Если чего нет в мире «Лирических баллад», так это привилегированного авторитетного голоса. Источником знания о жизни часто становится сознание, затемненное предрассудками, незрело-детское, не вполне, а то и совсем не социализированное. Это характеризует персонажей, но наряду с ними также и рассказчиков, за последнее Вордсворту пеняли особенно часто: кому лестно ассоциировать себя с сентиментальным простаком, из уст которого мы узнаем историю «слабоумного мальчика», или болтливым стариком, повествующим о терновом кусте? Того и другого, кстати, точнее было бы назвать «пересказчиком»: они пытаются передать опыт, поразивший их самих сочувственно. В итоге выстраивается цепочка из виртуальных субъектов, связанных усилием транслировать — один другому, другой третьему и т. д. — некое переживание, простое, тем не менее важное и при этом с трудом или совсем не вмещающееся в слова. Поэт и читатель в этой цепочке — невидимые крайние звенья.

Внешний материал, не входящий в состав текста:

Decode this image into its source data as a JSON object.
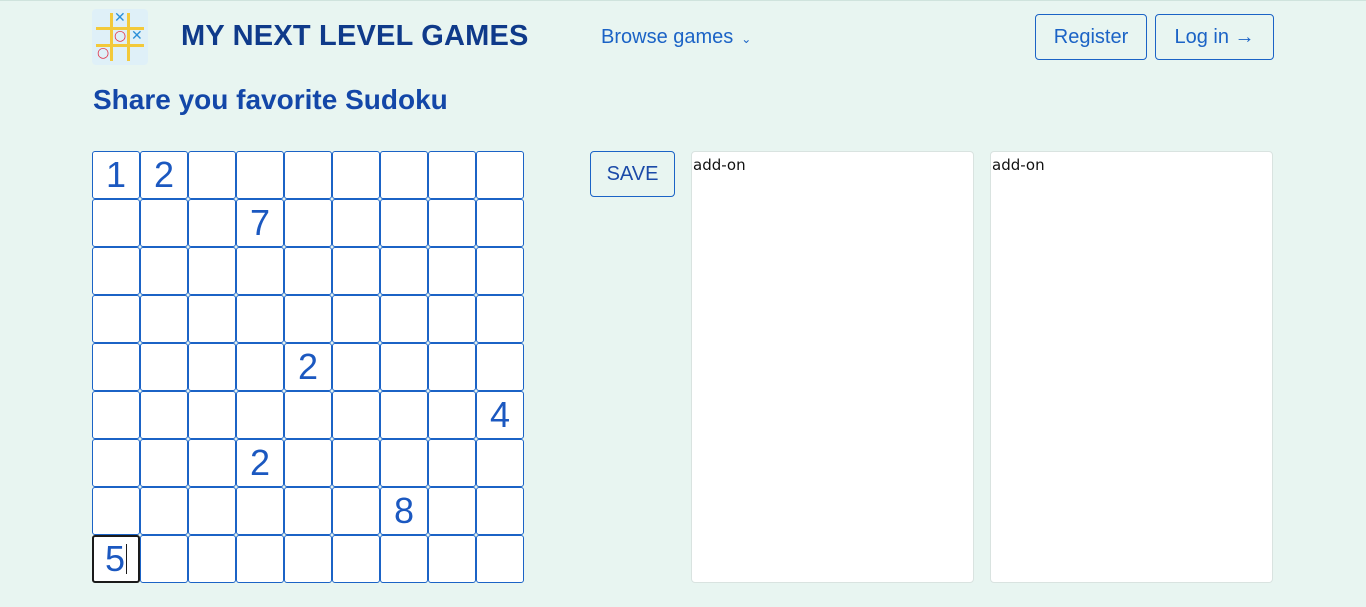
{
  "header": {
    "brand": "MY NEXT LEVEL GAMES",
    "browse_label": "Browse games",
    "register_label": "Register",
    "login_label": "Log in →"
  },
  "page": {
    "title": "Share you favorite Sudoku"
  },
  "sudoku": {
    "rows": [
      [
        "1",
        "2",
        "",
        "",
        "",
        "",
        "",
        "",
        ""
      ],
      [
        "",
        "",
        "",
        "7",
        "",
        "",
        "",
        "",
        ""
      ],
      [
        "",
        "",
        "",
        "",
        "",
        "",
        "",
        "",
        ""
      ],
      [
        "",
        "",
        "",
        "",
        "",
        "",
        "",
        "",
        ""
      ],
      [
        "",
        "",
        "",
        "",
        "2",
        "",
        "",
        "",
        ""
      ],
      [
        "",
        "",
        "",
        "",
        "",
        "",
        "",
        "",
        "4"
      ],
      [
        "",
        "",
        "",
        "2",
        "",
        "",
        "",
        "",
        ""
      ],
      [
        "",
        "",
        "",
        "",
        "",
        "",
        "8",
        "",
        ""
      ],
      [
        "5",
        "",
        "",
        "",
        "",
        "",
        "",
        "",
        ""
      ]
    ],
    "active_cell": [
      8,
      0
    ]
  },
  "actions": {
    "save_label": "SAVE"
  },
  "addons": [
    {
      "label": "add-on"
    },
    {
      "label": "add-on"
    }
  ],
  "colors": {
    "background": "#e8f5f1",
    "accent": "#1b63c6",
    "brand": "#0f3a8a"
  }
}
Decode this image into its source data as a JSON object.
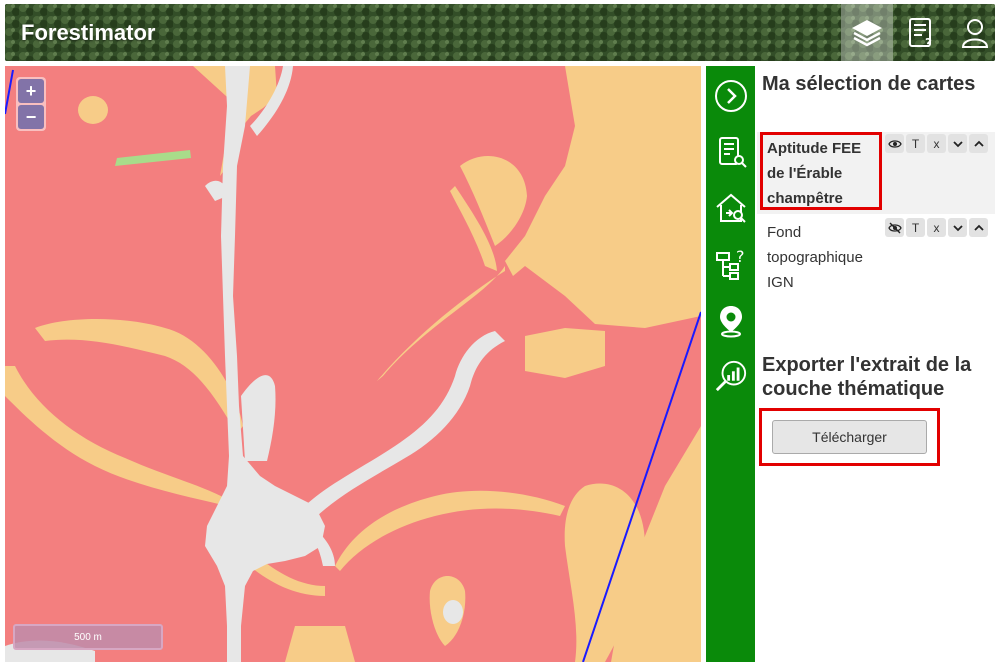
{
  "header": {
    "title": "Forestimator",
    "buttons": [
      {
        "icon": "layers-icon",
        "active": true
      },
      {
        "icon": "catalog-icon"
      },
      {
        "icon": "user-icon"
      }
    ]
  },
  "map": {
    "zoom_in": "+",
    "zoom_out": "−",
    "scale_label": "500 m",
    "colors": {
      "unsuitable": "#f37f7f",
      "tolerated": "#f7cc88",
      "excluded": "#e7e7e7",
      "optimal": "#a8dc8a",
      "boundary": "#1a1aff"
    }
  },
  "toolbar": {
    "icons": [
      "collapse-arrow-icon",
      "catalog-search-icon",
      "station-search-icon",
      "decision-tree-help-icon",
      "location-pin-icon",
      "analysis-chart-icon"
    ]
  },
  "panel": {
    "selection_title": "Ma sélection de cartes",
    "layers": [
      {
        "name": "Aptitude FEE de l'Érable champêtre",
        "visible": true,
        "ctrl_t": "T",
        "ctrl_x": "x"
      },
      {
        "name": "Fond topographique IGN",
        "visible": false,
        "ctrl_t": "T",
        "ctrl_x": "x"
      }
    ],
    "export_title": "Exporter l'extrait de la couche thématique",
    "download_label": "Télécharger"
  },
  "colors": {
    "toolbar_green": "#0a8a0a",
    "highlight_red": "#e20000"
  }
}
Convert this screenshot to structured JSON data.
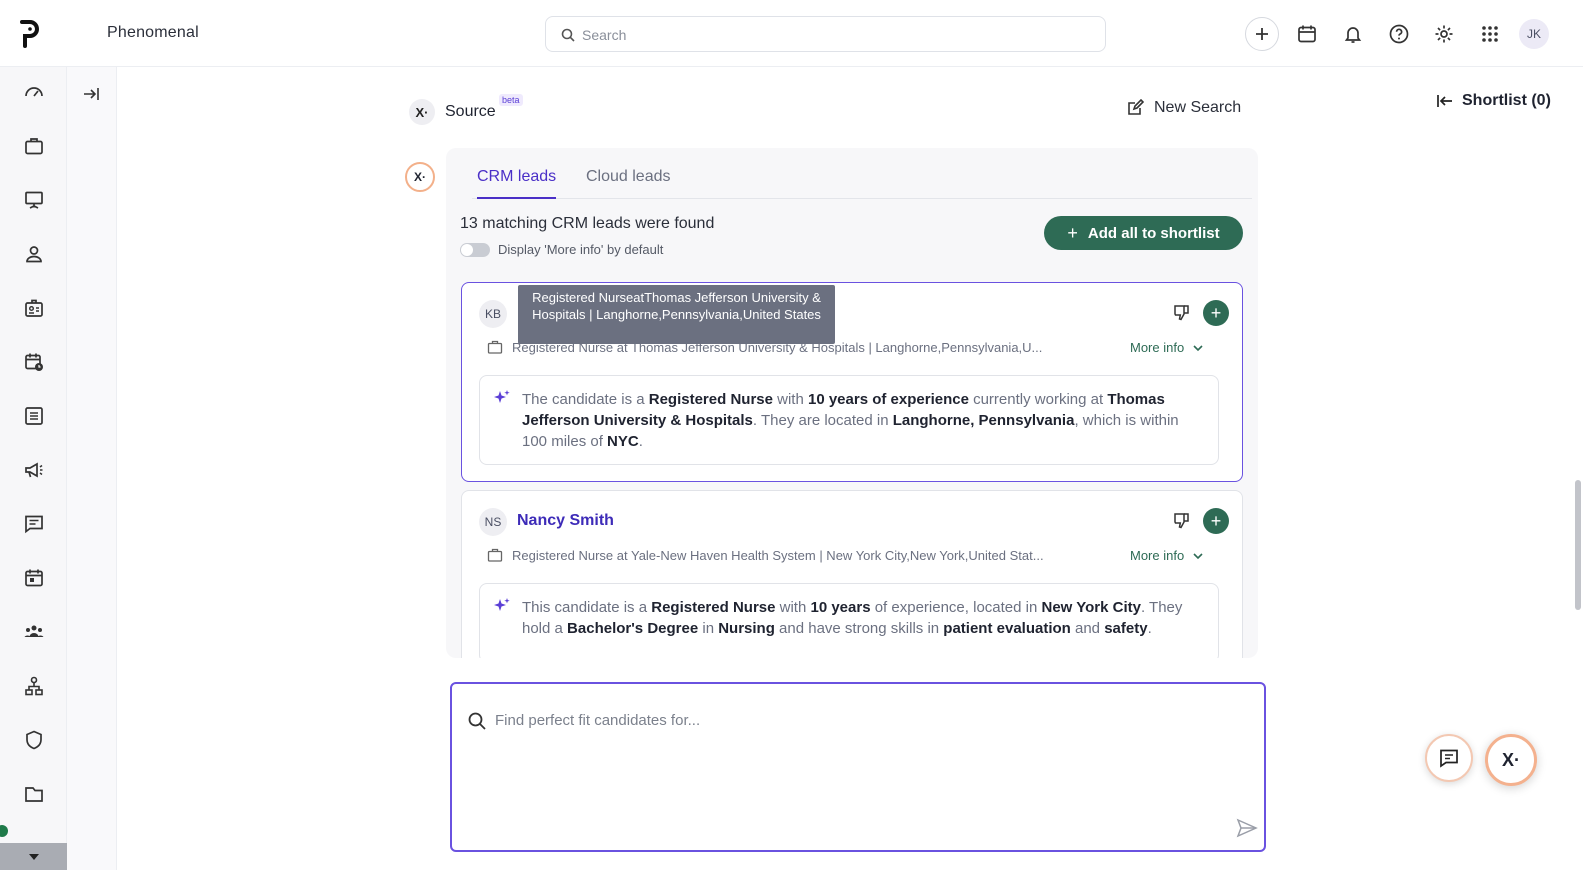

Баллада о «слабоумном мальчике», к примеру, приглашает сопережить ночное путешествие-приключение — вослед субъекту безрассудно-беспомощному, но тем острее чувствующему. Для Джонни существуют свет луны, шелест листвы, струение воды, бессознательно-созерцательная погруженность в живой покой природы и в ритм, задаваемый мерной трусцой пони, — все это по отдельности и вместе. Чудно-самозабвенное состояние оттенено (уже для читателя!) эмоциями, о которых рассказывается параллельно: посланного за лекарем, но заблудившегося гонца сопровождают на расстоянии бессонная боль одной женщины и отчаянная материнская тревога другой. Эти три несоединимые, взаимодействующие потока богато оркестрируют ничтожность самого происшествия, создавая поэзию «из ничего».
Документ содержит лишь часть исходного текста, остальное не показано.